The API pricing of GPT-5.4 mini is US$0.75 per million input tokens and US$4.50 per million output tokens., supports text and image input, tool calling, function calling, web search, file retrieval, computer control and skill expansion, and the context window reaches 400,000 tokens.

On the Codex platform, GPT-5.4 mini only consumes 30% of the GPT-5.4 quota, and the cost for developers to handle simple programming tasks is reduced to about one-third of that of the flagship model.Codex also supports delegating workloads to sub-agents running in GPT-5.4 mini, allowing less inference-intensive tasks to automatically fall into cheaper models.

On the ChatGPT side, Free and Go users can select the "Thinking" function through the "+" menu to use GPT-5.4 mini; for other paying users, after GPT-5.4 Thinking reaches the rate limit, this model will be enabled as an automatic downgrade option.

GPT-5.4 nano is currently only available to developers through API, and is priced at US$0.20 per million input tokens and US$1.25 per million output tokens, making it the lowest priced of the two new models. OpenAI stated that nano is suitable for sub-agent scenarios that are coordinated and scheduled by high-order models and responsible for processing secondary support tasks.

mini is approaching the flagship, nano surpasses the previous generation

Judging from the evaluation data released by OpenAI, GPT-5.4 mini performs particularly well in programming and multi-modal tasks.

On the programming benchmark SWE-bench Pro, mini scored 54.4%, and the gap with GPT-5.4's 57.7% narrowed to 3.3 percentage points, much higher than GPT-5 mini's 45.7%.

computer controlled benchmarksOn OSWorld-Verified, mini is approaching GPT-5.4’s 75.0% with 72.1%, and is significantly ahead of GPT-5 mini’s 42.0%.

Tool calling ability, GPT-5.4 mini scored 93.4% in the τ2-bench telecommunications test, a significant improvement from GPT-5 mini’s 74.1%. In the general intelligence test GPQA Diamond, mini scored 88.0%, and nano also reached 82.8%, both exceeding GPT-5 mini's 81.6%.
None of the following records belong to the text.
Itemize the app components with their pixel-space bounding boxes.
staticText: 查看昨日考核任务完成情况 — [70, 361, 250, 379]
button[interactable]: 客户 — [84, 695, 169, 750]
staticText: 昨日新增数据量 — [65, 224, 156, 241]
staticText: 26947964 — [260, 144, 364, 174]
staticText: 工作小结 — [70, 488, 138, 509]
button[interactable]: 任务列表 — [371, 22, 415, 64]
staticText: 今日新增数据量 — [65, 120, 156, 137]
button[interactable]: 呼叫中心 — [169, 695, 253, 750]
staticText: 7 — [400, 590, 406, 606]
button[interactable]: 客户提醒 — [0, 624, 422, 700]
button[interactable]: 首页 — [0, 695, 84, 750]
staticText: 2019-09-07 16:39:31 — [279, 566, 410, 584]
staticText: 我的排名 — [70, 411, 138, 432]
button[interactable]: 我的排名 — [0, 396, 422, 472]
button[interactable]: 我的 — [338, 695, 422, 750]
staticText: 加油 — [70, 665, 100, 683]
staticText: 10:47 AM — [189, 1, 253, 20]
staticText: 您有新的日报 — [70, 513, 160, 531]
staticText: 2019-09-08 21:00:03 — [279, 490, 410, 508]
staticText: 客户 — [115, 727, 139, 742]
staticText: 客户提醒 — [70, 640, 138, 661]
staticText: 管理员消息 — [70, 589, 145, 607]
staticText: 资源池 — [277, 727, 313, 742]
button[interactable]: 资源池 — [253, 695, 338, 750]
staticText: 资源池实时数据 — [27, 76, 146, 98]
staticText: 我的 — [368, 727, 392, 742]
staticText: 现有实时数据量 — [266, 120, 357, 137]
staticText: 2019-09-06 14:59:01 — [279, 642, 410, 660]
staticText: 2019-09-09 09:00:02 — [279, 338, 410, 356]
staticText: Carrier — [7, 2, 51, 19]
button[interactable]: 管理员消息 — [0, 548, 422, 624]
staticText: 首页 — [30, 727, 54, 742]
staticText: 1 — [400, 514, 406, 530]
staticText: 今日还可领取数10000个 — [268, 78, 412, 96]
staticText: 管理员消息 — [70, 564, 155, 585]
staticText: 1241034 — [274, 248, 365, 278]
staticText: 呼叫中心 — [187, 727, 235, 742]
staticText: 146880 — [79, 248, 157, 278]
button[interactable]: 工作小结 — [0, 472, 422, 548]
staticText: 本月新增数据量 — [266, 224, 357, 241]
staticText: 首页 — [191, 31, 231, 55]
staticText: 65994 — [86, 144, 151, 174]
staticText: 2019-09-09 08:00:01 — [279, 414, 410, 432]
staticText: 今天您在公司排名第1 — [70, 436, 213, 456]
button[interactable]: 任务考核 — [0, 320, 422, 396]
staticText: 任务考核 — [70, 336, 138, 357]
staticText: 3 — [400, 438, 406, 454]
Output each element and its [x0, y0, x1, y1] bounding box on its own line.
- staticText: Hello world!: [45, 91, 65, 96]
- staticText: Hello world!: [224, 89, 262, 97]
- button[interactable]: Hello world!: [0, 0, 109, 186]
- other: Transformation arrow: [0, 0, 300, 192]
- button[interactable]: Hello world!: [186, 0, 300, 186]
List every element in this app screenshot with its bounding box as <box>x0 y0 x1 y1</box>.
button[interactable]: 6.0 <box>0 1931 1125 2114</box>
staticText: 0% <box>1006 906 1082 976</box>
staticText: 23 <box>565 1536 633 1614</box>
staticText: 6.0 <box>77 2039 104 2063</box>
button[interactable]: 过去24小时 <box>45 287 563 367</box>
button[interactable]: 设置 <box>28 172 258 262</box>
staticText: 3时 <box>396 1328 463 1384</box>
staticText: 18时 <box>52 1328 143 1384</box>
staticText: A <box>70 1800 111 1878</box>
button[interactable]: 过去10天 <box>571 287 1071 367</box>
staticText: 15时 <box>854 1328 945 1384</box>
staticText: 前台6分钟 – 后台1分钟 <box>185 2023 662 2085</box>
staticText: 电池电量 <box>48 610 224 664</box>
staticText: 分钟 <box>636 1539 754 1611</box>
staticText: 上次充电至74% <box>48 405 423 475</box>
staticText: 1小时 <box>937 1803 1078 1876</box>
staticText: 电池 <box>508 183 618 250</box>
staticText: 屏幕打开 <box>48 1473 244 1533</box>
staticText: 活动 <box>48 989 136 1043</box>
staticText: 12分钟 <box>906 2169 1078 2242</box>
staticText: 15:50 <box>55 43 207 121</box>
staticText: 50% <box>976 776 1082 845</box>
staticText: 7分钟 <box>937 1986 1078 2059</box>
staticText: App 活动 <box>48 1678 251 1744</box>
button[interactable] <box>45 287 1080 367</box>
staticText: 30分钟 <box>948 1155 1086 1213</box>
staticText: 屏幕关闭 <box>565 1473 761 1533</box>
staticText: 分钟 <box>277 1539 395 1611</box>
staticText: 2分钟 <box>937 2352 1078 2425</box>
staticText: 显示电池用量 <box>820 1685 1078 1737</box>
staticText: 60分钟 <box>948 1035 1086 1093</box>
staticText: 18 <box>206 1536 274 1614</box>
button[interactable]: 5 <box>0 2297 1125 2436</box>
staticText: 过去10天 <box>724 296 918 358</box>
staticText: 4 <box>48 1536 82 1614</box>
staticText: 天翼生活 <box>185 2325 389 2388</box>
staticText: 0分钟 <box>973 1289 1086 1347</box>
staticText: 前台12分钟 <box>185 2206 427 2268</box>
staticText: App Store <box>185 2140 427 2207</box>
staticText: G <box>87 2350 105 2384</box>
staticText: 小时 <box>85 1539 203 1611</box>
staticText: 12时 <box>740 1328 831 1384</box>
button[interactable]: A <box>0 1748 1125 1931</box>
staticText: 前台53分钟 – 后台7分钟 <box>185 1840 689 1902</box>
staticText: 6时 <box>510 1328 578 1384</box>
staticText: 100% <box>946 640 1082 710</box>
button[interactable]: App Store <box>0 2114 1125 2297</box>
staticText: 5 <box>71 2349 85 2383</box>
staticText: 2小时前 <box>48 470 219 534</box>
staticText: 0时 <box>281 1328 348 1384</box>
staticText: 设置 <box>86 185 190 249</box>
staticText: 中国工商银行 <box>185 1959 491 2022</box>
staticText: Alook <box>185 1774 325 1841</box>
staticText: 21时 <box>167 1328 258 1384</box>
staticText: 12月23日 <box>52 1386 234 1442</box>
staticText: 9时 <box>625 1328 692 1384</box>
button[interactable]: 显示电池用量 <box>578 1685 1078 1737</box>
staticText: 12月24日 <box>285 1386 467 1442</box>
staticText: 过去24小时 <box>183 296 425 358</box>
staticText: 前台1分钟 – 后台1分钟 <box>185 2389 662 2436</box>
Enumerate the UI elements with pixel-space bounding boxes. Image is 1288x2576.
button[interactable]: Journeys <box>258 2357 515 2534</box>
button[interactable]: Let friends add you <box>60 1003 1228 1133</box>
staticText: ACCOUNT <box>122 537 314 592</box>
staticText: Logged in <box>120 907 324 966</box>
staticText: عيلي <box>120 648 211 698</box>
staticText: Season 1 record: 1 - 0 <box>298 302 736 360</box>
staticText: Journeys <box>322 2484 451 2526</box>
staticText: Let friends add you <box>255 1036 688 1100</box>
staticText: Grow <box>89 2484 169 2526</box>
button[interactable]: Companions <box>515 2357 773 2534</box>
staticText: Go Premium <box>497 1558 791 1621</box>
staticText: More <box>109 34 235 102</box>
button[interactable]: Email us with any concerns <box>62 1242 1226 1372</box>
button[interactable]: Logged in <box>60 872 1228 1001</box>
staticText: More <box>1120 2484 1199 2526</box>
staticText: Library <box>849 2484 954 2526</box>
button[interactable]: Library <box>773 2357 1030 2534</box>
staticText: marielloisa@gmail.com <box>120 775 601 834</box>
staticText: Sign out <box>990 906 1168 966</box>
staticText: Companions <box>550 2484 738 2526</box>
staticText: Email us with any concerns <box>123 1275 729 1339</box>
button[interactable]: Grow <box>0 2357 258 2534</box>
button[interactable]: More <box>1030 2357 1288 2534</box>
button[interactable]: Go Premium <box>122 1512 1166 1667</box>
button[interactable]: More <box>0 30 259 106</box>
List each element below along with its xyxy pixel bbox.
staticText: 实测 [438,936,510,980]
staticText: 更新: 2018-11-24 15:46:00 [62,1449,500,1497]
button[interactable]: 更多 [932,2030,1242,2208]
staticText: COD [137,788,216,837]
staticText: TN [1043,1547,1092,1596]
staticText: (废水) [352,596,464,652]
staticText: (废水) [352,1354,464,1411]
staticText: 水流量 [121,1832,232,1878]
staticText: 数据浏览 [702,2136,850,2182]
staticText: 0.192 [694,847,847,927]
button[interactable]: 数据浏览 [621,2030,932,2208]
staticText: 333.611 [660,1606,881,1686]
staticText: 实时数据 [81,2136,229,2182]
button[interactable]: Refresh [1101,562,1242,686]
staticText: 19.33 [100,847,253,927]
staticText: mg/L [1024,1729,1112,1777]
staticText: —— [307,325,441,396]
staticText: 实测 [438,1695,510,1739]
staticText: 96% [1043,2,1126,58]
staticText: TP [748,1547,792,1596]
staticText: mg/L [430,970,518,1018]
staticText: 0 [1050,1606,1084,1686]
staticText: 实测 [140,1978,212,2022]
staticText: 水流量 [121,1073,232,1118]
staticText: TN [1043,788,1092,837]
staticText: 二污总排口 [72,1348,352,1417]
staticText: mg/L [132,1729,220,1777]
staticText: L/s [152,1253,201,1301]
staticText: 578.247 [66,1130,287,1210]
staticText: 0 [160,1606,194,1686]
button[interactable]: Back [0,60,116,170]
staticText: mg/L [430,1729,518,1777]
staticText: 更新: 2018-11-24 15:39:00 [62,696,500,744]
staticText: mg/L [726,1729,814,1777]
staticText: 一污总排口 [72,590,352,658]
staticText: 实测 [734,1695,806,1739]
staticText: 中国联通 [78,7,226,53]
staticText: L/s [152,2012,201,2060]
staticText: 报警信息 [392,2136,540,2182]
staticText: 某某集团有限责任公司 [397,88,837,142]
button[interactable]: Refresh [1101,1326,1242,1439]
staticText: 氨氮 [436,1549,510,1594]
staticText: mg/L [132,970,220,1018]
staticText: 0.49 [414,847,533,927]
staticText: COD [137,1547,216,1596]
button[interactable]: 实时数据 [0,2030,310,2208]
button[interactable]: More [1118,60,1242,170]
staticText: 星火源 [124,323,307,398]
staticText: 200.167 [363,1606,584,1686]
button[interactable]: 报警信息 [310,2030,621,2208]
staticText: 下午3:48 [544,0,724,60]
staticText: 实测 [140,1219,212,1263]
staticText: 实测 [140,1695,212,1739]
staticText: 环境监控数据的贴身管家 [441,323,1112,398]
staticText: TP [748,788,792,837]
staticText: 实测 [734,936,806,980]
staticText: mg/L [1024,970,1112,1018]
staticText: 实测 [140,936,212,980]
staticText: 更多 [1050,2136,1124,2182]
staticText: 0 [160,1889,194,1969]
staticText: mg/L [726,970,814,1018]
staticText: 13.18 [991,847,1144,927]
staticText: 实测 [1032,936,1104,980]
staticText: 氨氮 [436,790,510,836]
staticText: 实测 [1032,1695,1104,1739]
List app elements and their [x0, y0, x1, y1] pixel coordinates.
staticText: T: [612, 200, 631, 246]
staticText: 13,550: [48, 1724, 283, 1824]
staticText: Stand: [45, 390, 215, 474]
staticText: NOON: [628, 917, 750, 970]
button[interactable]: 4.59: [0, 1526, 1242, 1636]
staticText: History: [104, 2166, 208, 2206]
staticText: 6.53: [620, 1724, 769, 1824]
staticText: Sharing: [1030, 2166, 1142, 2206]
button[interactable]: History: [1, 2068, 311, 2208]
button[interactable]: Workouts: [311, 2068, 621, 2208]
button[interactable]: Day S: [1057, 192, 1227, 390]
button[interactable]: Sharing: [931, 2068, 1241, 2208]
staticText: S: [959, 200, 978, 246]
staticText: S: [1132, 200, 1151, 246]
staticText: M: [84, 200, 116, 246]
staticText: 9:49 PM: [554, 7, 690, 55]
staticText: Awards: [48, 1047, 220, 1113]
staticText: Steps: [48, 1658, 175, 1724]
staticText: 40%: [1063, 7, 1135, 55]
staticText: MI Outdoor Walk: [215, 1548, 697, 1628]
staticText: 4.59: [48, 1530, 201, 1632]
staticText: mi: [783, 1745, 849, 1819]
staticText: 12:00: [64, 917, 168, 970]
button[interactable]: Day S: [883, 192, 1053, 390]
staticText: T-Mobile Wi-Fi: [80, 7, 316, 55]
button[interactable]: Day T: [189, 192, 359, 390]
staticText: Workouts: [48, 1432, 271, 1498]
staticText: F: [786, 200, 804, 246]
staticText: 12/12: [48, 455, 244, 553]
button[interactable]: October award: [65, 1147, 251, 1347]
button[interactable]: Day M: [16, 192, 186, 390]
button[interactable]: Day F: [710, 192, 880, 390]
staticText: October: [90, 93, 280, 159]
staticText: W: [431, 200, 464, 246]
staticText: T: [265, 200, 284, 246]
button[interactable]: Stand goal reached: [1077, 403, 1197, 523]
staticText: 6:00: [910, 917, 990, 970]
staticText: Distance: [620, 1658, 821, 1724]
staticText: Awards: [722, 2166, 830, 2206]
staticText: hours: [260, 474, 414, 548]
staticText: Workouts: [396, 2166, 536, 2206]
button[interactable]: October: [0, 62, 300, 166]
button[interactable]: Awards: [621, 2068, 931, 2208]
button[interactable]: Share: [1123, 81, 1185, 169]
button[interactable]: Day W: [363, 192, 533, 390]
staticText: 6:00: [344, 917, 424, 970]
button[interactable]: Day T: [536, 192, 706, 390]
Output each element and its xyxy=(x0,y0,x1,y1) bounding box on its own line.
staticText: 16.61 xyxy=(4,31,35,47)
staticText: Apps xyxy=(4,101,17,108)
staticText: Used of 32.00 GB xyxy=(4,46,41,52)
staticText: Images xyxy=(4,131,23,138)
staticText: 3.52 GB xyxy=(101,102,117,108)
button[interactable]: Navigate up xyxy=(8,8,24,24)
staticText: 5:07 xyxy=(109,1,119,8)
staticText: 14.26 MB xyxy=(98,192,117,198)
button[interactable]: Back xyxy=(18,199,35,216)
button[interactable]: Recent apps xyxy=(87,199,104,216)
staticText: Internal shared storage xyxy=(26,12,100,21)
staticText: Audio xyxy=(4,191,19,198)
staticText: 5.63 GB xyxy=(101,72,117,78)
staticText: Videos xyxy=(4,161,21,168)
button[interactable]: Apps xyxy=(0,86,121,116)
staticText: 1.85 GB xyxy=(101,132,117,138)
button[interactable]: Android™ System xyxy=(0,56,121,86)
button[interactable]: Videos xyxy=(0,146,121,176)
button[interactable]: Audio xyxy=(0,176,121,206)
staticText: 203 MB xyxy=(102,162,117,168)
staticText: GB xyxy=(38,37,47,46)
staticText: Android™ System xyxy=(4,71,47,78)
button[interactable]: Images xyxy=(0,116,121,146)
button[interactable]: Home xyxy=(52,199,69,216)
It is worth noting that GPT-5.4 nano lags behind GPT-5 mini in some visual tasks, with an OSWorld-Verified score of 39.0% lower than the latter's 42.0%. However, in terms of programming and tool calling tasks, nano is still significantly improved compared to the previous generation.

OpenAI stated that the design priority of nano is low latency and low cost, rather than comprehensive performance. Developers need to make trade-offs based on specific tasks when selecting.

Sub-agent architecture, multi-model collaboration becomes a new paradigm of product design

In its release materials, OpenAI emphasized the position of the two new models in the multi-model hierarchical system.

Taking its self-developed programming assistant Codex as an example, GPT-5.4 is responsible for planning, coordination and final judgment, while the GPT-5.4 mini sub-agent handles finer-grained sub-tasks such as code base retrieval, large file review and auxiliary document processing in parallel.

OpenAI said that as small models become faster and more powerful, developers no longer need to use a single model to handle all tasks, but can build systems where large models are responsible for decision-making and small models perform tasks quickly and at scale.OpenAI said:

GPT-5.4 mini is our most powerful small model yet for this workflow.

This architecture is particularly critical for high-concurrency work. In scenarios such as programming assistants, screenshot analysis, and real-time image understanding, response delays directly affect the product feel. The optimal choice is often not the most powerful model, but the model that can achieve the best balance between speed, tool reliability, and task performance.

For developers, the release of GPT-5.4 mini and nano means that the path to significantly reducing inference costs without sacrificing the overall intelligence of the system is further clear.